O plano havia sido orquestrado pelos líderes do movimento reforçado com Hasm, afiliado aos irmãos muçulmanos
As autoridades egípcias anunciaram que frustraram um novo plano terrorista preparado pelo movimento reforçado com Hasm, afiliado aos irmãos muçulmanos. Isso foi relatado pelo Ministério do Interior em um comunicado de imprensa generalizado hoje, no qual é especificado que a trama havia sido orquestrada pelo líder do grupo atualmente refugiados em Türkiye.
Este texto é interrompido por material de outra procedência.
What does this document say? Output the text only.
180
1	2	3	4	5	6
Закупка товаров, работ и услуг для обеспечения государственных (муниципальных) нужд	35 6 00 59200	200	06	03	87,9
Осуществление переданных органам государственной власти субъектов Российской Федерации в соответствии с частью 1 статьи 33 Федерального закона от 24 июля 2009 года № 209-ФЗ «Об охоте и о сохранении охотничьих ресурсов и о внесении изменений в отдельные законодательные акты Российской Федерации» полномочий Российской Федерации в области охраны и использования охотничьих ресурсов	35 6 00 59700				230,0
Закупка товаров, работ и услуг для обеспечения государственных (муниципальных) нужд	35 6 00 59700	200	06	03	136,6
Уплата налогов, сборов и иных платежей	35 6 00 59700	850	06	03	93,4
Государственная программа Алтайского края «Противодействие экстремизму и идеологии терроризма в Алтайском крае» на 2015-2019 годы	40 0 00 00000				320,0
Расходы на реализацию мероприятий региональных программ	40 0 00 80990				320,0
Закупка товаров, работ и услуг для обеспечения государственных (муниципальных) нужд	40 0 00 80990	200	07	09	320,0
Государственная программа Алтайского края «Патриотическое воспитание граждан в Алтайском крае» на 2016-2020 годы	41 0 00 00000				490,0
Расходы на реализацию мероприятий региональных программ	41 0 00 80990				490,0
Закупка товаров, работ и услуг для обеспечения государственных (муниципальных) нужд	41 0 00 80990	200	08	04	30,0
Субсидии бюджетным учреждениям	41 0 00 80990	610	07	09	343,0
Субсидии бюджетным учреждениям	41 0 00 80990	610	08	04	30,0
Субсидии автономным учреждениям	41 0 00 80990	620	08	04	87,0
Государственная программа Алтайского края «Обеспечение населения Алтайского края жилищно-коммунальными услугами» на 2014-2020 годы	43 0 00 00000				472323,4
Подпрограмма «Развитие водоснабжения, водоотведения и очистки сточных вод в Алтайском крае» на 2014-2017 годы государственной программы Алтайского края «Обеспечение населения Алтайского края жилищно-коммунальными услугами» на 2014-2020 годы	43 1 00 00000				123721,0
Segundo relatos, o setor de segurança nacional recebeu informações sobre uma tentativa de Hasm de reativar suas células armadas no Egito, com o objetivo de afetar as estruturas de segurança e os objetivos econômicos. O plano incluiu – lê a nota – infiltração ilegal no país de um militante fugindo de um país vizinho, encarregado de realizar ataques terroristas.
A operação egípcia levou à eliminação de dois militantes armados em um apartamento em Bulaq al-Dakrour, subúrbio oeste da capital. De acordo com uma nota emitida na noite de sábado, a intervenção das forças de segurança ocorreu com base nas informações recebidas do setor de segurança nacional. As autoridades documentaram uma tentativa do movimento Hasm de retomar a atividade armada dentro do país, com o objetivo de afetar os objetivos econômicos, institucionais e simbólicos. Entre os suspeitos neutralizados Ahmed Mohamed Abdel Razek Ahmed Ghoneimprocurado para planejar um ataque ao avião presidencial. Junto com ele, ele foi morto Ihab abdel-paif mohamed abdel qaderacusado de envolvimento em pisos contra altos funcionários do estado. Ambos haviam transformado o apartamento em uma base de logística. Durante o conflito de incêndio, os dois “abriram o incêndio indiscriminadamente”, de acordo com o comunicado à imprensa, causando a morte acidental de um transeunte.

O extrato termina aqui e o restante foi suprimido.